En septembre 1977, au début de mes études en France, j’avais fait la connaissance avec un mot, « La crise », il ne m’a jamais plus quitté.
Bien entendu que je connaissais le mot, et puis lorsque vous venez de quitter l’adolescence, vous ne pouviez éviter d’entendre de vos parents « Tu vas finir par me provoquer une crise de nerfs ! Arrête de te goinfrer, tu vas attraper une crise de foie !» etc.
La raison pour laquelle ce mot allait me suivre durant quarante-huit ans est simple à comprendre.
Nous étions dans les lendemains de la crise pétrolière de 1973 et plus jamais ce mot n’a disparu du langage courant, des analyses et des débats.
Les évènements provoquent souvent dans l’histoire des ruptures d’époque. En Europe cela correspond à la fin des « trente glorieuses », une période faste de l’économie et de sa croissance provoquée par la fin de la seconde guerre mondiale.
Le souci est que ce mot de crise est devenu permanent, en toutes choses et en toutes circonstances. Et c’est là le souci, sa contradiction avec la définition lexicale. La crise est une manifestation brutale, spontanée et temporaire. Pour les deux premiers qualificatifs nous pouvons à peu près se retrouver mais pour le dernier la contradiction est absolue.
Et cette sémantique est la même dans tous les pays du monde, et donc du notre. Avec des dates de déclenchement différentes mais rarement éloignées des autres références dans le monde.
On se complait, on a peur et tout est pessimisme. Et cela donne aux spécialistes de la morosité un champ d’expression qui les met en avant. On les consulte, on attend d’eux les prévisions de l’oracle, l’espoir d’une démonstration qu’on se trouve au bout du tunnel et que la lumière apparaît au fond.
Il suffit pourtant de prendre un peu de distance et de hauteur d’analyse pour comprendre que ce mot n’est pas tout à fait adapté car à toutes époques historiques le mot est présent et n’a jamais vraiment disparu.
En fait, même si la réalité du moment est incontestable, nous avons à faire à un sentiment consubstantiel à l’humanité, l’angoisse. Lorsqu’une période dite faste (la vérité est que c’est surtout dans le souvenir qu’elle le fut) est percutée par un évènement qui la bouscule, l’angoisse repart.
Mais comme dans le langage récent des météorologues, il y a la situation réelle et la situation ressentie.
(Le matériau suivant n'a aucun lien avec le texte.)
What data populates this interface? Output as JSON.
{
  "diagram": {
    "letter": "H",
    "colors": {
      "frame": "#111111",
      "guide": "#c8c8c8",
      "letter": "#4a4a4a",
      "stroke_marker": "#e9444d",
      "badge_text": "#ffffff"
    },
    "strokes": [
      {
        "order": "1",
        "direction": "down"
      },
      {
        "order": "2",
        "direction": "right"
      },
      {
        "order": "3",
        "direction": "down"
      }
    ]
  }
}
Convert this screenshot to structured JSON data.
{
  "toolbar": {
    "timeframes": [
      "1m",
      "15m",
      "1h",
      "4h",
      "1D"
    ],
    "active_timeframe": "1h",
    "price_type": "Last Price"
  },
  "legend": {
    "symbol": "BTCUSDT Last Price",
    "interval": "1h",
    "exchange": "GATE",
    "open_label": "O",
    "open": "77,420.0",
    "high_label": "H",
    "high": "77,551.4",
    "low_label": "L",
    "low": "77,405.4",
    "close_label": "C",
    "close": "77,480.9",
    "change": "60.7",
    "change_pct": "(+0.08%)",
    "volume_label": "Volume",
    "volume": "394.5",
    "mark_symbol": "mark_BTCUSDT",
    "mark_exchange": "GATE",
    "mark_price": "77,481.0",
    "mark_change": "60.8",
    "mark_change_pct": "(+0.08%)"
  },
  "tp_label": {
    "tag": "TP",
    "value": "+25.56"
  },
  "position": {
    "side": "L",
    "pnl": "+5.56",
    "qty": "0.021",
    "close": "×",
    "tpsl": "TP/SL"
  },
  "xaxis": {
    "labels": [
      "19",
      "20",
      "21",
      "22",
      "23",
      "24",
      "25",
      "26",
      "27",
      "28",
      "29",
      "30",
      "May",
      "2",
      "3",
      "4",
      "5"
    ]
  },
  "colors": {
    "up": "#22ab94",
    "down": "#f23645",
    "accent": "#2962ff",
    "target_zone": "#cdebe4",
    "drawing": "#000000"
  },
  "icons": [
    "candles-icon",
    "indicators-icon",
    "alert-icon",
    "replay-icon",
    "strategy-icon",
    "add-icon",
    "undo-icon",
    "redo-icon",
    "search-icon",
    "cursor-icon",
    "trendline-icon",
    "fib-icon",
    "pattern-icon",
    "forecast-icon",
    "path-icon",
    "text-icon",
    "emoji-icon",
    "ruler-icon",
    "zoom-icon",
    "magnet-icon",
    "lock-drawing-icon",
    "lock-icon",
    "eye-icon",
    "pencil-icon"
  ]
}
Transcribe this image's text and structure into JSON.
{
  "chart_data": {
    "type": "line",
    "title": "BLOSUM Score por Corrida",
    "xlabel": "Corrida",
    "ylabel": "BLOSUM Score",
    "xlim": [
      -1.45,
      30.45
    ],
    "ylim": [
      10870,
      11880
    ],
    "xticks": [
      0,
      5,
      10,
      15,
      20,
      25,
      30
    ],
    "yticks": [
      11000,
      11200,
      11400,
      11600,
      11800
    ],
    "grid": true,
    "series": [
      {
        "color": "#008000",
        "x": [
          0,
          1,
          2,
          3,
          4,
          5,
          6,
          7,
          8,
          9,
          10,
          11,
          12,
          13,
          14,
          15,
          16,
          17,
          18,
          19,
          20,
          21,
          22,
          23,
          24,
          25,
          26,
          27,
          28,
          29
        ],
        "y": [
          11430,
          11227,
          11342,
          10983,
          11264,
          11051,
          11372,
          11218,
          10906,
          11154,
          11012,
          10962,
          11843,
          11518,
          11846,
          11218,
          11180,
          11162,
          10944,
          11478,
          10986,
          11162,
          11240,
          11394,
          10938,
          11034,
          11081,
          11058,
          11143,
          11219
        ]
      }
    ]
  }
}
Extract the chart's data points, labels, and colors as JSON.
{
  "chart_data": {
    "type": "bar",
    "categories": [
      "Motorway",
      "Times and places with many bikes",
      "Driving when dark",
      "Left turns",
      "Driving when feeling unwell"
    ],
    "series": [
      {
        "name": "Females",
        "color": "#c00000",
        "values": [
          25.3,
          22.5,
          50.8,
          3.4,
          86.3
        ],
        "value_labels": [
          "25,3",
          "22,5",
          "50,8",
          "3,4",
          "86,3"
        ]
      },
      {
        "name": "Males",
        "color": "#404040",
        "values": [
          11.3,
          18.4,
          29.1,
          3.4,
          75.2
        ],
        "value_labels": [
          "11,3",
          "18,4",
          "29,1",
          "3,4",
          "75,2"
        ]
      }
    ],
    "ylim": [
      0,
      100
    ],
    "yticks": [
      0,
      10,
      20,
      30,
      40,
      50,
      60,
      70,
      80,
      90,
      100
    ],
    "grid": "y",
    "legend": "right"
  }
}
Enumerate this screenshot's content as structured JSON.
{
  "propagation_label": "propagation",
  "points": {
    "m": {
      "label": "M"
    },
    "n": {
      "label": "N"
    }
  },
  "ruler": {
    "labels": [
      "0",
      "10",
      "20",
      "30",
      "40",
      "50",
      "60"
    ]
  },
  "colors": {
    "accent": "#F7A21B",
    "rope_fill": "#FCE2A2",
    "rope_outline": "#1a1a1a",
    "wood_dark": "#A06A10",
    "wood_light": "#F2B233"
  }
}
Or ce ressenti n’a jamais quitté l’humanité face aux évènements qui la dépassent ou qu’elle provoque elle-même. Et encore plus lors des menaces de la nature ou des épidémies.
Au fond, rien de meilleur qu’une autre crise pour enrayer l’angoisse car on dit que lorsqu’on a touché le fond de la piscine, on ne peut que remonter, psychologiquement.